Best way to prevent zombie processes

Cecil Westerhof

unread,

May 31, 2015, 5:54:20 PM5/31/15

to

At the moment I have the following code:
os.chdir(directory)
for document in documents:
subprocess.Popen(['evince', document])

With this I can open several documents at once. But there is no way to
know when those documents are going to be closed. This could/will lead
to zombie processes. (I run it on Linux.) What is the best solution to
circumvent this?

I was thinking about putting all Popen instances in a list. And then
every five minutes walk through the list and check with poll if the
process has terminated. If it has it can be released from the list.
Of-course I need to synchronise those events. Is that a good way to do
it?

--
Cecil Westerhof
Senior Software Engineer
LinkedIn: http://www.linkedin.com/in/cecilwesterhof

Marko Rauhamaa

unread,

May 31, 2015, 6:22:42 PM5/31/15

to

Cecil Westerhof <Ce...@decebal.nl>:

> At the moment I have the following code:
> os.chdir(directory)
> for document in documents:
> subprocess.Popen(['evince', document])
>
> With this I can open several documents at once. But there is no way to
> know when those documents are going to be closed. This could/will lead
> to zombie processes. (I run it on Linux.) What is the best solution to
> circumvent this?
>
> I was thinking about putting all Popen instances in a list. And then
> every five minutes walk through the list and check with poll if the
> process has terminated. If it has it can be released from the list.
> Of-course I need to synchronise those events. Is that a good way to do
> it?

If you don't care to know when child processes exit, you can simply
ignore the SIGCHLD signal:

import signal
signal.signal(signal.SIGCHLD, signal.SIG_IGN)
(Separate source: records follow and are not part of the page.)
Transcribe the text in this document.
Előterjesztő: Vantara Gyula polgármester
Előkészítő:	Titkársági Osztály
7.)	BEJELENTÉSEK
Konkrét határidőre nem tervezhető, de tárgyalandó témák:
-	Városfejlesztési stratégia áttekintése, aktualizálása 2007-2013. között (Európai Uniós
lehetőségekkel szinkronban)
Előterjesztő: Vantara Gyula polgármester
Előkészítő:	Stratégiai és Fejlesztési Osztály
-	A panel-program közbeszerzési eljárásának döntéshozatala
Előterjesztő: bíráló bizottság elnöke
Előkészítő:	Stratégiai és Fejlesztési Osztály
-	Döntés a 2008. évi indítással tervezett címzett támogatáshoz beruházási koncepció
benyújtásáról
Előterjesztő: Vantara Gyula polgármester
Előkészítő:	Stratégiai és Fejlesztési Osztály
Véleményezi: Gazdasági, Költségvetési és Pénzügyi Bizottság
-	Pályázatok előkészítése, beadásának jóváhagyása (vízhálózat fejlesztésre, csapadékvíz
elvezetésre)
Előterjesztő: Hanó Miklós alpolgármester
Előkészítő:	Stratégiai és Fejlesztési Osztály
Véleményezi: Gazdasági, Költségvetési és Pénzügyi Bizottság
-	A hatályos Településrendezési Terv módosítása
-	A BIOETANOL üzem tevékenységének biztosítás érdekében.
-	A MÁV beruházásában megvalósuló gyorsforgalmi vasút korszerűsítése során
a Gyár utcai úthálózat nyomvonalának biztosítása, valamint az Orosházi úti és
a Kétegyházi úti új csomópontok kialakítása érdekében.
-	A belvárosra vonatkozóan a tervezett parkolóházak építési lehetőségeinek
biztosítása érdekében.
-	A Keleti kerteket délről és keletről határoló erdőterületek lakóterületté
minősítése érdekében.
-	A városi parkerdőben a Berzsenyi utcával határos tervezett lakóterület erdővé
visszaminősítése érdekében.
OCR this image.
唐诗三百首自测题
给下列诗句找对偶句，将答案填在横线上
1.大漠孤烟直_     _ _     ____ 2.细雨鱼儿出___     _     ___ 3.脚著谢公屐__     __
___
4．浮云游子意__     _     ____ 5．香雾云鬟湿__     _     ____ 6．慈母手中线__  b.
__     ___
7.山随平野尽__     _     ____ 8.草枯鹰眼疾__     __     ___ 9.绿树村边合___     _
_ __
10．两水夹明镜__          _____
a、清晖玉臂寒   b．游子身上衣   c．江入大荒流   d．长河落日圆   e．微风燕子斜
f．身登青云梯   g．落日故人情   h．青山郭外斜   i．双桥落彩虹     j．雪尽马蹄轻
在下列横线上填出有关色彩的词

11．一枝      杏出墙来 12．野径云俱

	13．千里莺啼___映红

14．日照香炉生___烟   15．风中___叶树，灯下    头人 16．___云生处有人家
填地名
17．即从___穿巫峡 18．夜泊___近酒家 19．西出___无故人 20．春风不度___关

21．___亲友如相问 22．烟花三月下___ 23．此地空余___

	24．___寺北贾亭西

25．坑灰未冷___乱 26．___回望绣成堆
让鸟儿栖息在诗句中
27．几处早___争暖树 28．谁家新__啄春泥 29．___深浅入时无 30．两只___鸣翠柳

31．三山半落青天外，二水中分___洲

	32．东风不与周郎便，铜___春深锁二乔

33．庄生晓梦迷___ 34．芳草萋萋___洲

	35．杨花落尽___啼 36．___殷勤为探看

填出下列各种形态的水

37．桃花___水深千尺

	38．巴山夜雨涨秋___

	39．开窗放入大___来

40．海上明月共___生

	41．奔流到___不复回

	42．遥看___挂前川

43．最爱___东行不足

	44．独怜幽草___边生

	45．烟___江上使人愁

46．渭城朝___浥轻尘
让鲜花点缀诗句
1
That will prevent zombies from appearing.

On the other hand, if you want to know when a process exits, you have
several options:

* What you propose would work, but is all but elegant. You want to
react as soon as child processes die.

* You could actually trap the SIGCHLD signal by setting a signal
handler. You should not do any actual processing in the signal
handler itself but rather convert the signal into a file descriptor
event (with a pipe; Python doesn't seem to support signal file
descriptors or event file descriptors).

* Instead of a using a signal handler, you could capture the output of
the child process. At its simplest, you capture the standard output,
but you could also open an extra pipe for the purpose. You keep
reading the standard output and as soon as you read an EOF, you wait
the process out.

Marko

Cameron Simpson

unread,

May 31, 2015, 10:26:10 PM5/31/15

to pytho...@python.org

On 31May2015 23:33, Cecil Westerhof <Ce...@decebal.nl> wrote:
>At the moment I have the following code:
> os.chdir(directory)
> for document in documents:
> subprocess.Popen(['evince', document])
>
>With this I can open several documents at once. But there is no way to
>know when those documents are going to be closed. This could/will lead
>to zombie processes. (I run it on Linux.) What is the best solution to
>circumvent this?

The standard trick is to make the process a grandchild instead of a child.
Fork, kick off subprocess, exit (the forked child).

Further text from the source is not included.